Alla vigilia del Gran Premio del Canada, la FIA ha rilasciato una nuova direttiva tecnica in risposta al porpoising che aveva causato disagio a numerosi piloti a Baku, spingendo molti di loro a chiedere l’intervento della FIA. George Russell della Mercedes ha dato il via avvertendo che se non fosse stata intrapresa alcuna azione si sarebbe verificato un incidente importante.

La FIA ora guarderà molto attentamente il fenomeno del porpoising, nel tentativo di garantire che le squadre applichino alla perfezione le regole, portando in pista le vetture in una configurazione sicura, il che potrebbe includere la necessità di alzare l’auto di 10 mm  qualora le nuove norme venissero violate.

La Ferrari ha subito la sua giusta dose di porpoising nella prima parte di stagione, anche se non ha influito sulle loro prestazioni viste le due vittorie ottenute e la seconda posizione nel mondiale costruttori. Secondo Leclerc, ciò è dovuto al buon lavoro della Ferrari per annullare quel problema, e quindi con questa direttiva ora pubblicata tutto il lavoro svolto sin qui potrebbe rivelarsi quasi nullo.

Da un lato, ovviamente capisco il punto di George perché quando vedi lui e Lewis uscire dalla loro macchina dopo Baku, è molto brutto“, ha detto Leclerc ad “Autosport“. “Probabilmente puoi sentire il dolore che Lewis sta attraversando in questo momento e questo non è accettabile“.

Ma d’altra parte, non si può nemmeno sottovalutare la quantità di lavoro che è stata fatta negli ultimi mesi dai team per affrontare effettivamente questi problemi. Questa è stata la nostra priorità principale sin dalla prima volta che abbiamo provato queste auto. Abbiamo lavorato per superare questi problemi. Penso che il miglioramento sia stato enorme e ora tutto il lavoro che abbiamo fatto, lo mettiamo semplicemente nel cestino perché ovviamente c’è forse una squadra che sta lottando più di altre?“.
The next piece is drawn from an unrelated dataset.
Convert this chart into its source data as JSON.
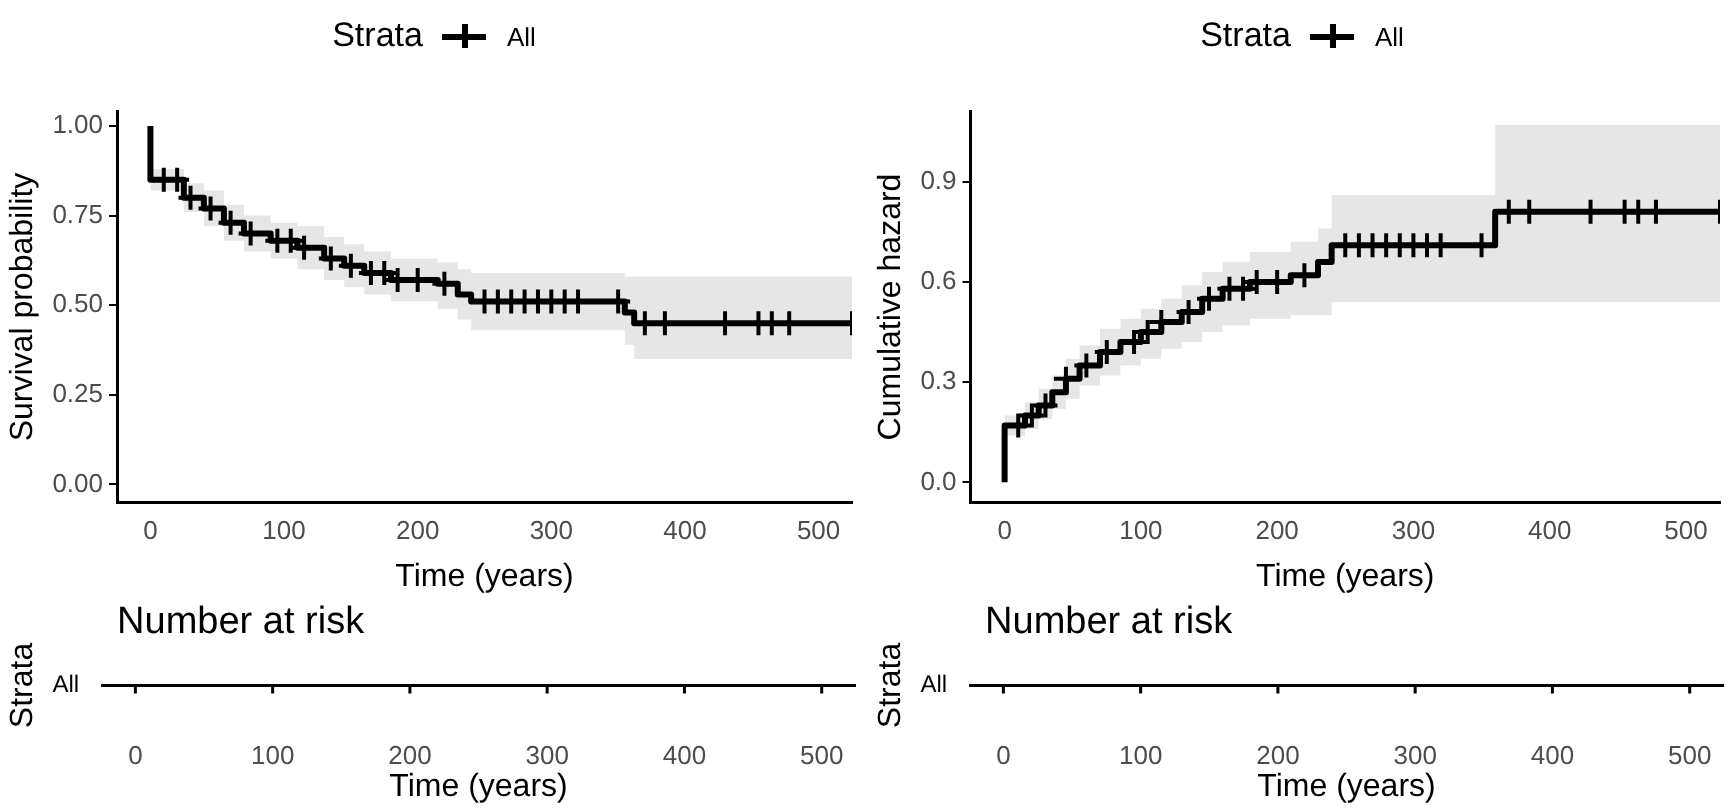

Il mio punto di vista è molto chiaro su quanto sta accadendo. Come ho già detto capisco la Mercedes e so quanto fastidioso sia il problema del pompaggio, ma tutti hanno lavorato duramente per far rendere al meglio la propria vettura. Questa direttiva rischia di compromettere quanto fatto sin qui e francamente non lo trovo giusto. Vedremo cosa succederà, ma il cambio di regole in corsa non fa bene allo sport“.